2 N.H.’s first four contentions fail because the appellate record is inadequate to permit meaningful review and/or N.H. does not support his assertions. As for his request that we make factual determinations, he does not establish that such determinations are warranted. Accordingly, we will affirm the trial court’s order. BACKGROUND After dating for about four months, J.C. ended her relationship with N.H. J.C. subsequently filed a request for a domestic violence restraining order against N.H., and N.H. filed requests for a restraining order against J.C. The matters were tried together. J.C. appeared in person at the trial. N.H. appeared by Zoom. The trial court did not credit N.H.’s assertion that he was too ill to proceed, and it denied his request to continue the trial. J.C. and N.H. testified. N.H. became upset during his testimony and left the trial before it concluded. The trial court made the following findings: J.C. clearly indicated to N.H. that their relationship was over on December 12, 2020. Nevertheless, N.H. sent 50 gifts to J.C.’s house after December 12, 2020, and appeared at J.C.’s house unannounced on December 19, 2020. Law enforcement went to N.H.’s home on February 18, 2021, in response to a call from J.C. In addition, N.H. visited the graves of J.C.’s parents in Illinois and sent J.C. photographs of the graves, causing J.C. to be upset and scared and to file a request for a domestic violence restraining order. N.H. admitted virtually all of the allegations by J.C. at the trial. His defense was that J.C. did not clearly indicate that their relationship was over and N.H. wanted J.C. to tell him why she ended their relationship. The trial court found J.C. credible. It determined that N.H.’s conduct constituted a disturbance of J.C.’s peace under Family Code section 6203, and stalking under Penal Code section 646.9. It granted J.C. a three-year restraining order and required N.H. to complete individual therapy. It dismissed N.H.’s requests for a restraining order against J.C. because N.H. left the trial before presenting evidence on the requests.

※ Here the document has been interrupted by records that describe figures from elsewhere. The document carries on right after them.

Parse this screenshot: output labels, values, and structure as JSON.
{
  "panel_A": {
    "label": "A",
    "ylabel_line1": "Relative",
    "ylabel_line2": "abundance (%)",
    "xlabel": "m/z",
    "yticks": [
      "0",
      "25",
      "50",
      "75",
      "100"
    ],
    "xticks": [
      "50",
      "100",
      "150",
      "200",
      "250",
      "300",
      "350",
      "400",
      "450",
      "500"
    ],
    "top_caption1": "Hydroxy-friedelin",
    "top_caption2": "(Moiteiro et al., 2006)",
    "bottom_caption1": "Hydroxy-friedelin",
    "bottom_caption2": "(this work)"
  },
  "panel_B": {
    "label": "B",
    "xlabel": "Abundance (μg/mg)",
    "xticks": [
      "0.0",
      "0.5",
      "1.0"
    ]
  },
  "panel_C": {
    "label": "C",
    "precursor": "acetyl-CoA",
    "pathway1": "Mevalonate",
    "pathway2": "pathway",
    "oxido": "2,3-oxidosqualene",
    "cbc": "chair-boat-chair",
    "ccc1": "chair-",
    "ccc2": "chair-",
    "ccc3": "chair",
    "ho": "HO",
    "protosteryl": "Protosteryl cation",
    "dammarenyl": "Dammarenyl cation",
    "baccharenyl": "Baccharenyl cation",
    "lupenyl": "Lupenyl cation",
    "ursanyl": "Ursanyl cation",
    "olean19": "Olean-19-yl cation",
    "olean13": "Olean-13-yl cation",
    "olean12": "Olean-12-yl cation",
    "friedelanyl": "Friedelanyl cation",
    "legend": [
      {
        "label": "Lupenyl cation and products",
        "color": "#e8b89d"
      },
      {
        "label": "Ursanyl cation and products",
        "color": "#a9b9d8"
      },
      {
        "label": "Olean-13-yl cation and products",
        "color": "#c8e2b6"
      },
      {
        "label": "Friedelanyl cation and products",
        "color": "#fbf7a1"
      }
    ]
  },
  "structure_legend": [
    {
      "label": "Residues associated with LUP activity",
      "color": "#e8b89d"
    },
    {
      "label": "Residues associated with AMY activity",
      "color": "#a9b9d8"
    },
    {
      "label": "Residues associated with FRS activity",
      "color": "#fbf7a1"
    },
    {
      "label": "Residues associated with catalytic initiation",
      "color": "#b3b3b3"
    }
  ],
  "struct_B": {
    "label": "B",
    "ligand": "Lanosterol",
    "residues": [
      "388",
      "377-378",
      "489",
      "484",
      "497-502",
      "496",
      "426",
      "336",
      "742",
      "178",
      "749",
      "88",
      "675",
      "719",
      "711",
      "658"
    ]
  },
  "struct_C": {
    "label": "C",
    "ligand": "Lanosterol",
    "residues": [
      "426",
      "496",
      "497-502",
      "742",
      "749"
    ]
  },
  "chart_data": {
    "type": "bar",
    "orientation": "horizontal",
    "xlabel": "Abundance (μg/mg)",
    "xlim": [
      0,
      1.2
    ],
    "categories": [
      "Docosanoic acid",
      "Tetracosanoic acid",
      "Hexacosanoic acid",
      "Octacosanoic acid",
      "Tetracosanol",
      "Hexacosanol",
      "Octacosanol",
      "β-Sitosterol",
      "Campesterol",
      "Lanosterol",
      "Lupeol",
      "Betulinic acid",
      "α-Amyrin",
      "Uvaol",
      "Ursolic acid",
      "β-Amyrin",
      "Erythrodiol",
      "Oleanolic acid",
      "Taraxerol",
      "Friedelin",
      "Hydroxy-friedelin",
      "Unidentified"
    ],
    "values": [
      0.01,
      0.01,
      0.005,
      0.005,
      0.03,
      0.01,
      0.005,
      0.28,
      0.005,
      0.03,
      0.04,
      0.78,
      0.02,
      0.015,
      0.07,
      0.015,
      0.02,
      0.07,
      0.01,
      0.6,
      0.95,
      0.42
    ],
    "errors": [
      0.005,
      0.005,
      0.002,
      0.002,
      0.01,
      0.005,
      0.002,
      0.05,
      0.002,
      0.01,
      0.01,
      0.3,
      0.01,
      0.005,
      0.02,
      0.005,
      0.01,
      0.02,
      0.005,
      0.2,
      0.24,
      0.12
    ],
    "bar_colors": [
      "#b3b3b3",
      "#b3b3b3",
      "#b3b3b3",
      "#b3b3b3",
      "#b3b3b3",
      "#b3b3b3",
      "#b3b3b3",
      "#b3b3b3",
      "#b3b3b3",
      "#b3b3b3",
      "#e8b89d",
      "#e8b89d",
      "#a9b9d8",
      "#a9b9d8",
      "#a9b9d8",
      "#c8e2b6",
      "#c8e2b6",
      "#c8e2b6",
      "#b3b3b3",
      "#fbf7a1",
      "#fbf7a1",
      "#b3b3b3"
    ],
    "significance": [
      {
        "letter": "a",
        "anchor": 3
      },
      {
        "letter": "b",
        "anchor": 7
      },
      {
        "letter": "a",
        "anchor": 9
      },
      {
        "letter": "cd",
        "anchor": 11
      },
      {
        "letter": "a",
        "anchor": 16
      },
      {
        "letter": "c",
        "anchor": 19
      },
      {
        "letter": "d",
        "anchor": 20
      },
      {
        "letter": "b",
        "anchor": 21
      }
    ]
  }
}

3 Additional background is set forth in the discussion as relevant to the contentions on appeal. DISCUSSION I N.H. contends the trial court should have granted his request for a continuance. He says he was violently ill on the day of the trial. It is a fundamental principle of appellate procedure that the trial court’s order is presumed to be correct and the appellant must affirmatively demonstrate error on the basis of the record presented to the appellate court. (Jameson v. Desta (2018) 5 Cal.5th 594, 608-609.) The appellant has the burden of providing an adequate record. (Id. at p. 609.) We will affirm the trial court’s decision if the record is inadequate for meaningful review. (Ibid.) A proper record includes a reporter’s transcript or a settled statement of the hearing leading to the challenged order. (Elena S. v. Kroutik (2016) 247 Cal.App.4th 570, 574.) A self-represented litigant is not excused from complying with these rules. (Ibid.; Nwosu, supra, 122 Cal.App.4th at pp. 1246-1247.) N.H. says Judge Bunmi Awoniyi and Judge John Winn erroneously denied his requests for a “one week medically documented emergency continuance” of the trial. We review the denial of a motion for continuance for abuse of discretion. (Reales Investment, LLC v. Johnson (2020) 55 Cal.App.5th 463, 468.) We will not disturb the trial court’s exercise of discretion when there is no record explaining the trial court’s reasoning. (Rhule v. WaveFront Technology, Inc. (2017) 8 Cal.App.5th 1223, 1229 (Rhule); Wagner v. Wagner (2008) 162 Cal.App.4th 249, 259 (Wagner).) There is no reporter’s transcript or settled statement of the proceedings before Judge Awoniyi and Judge Winn in the record on appeal.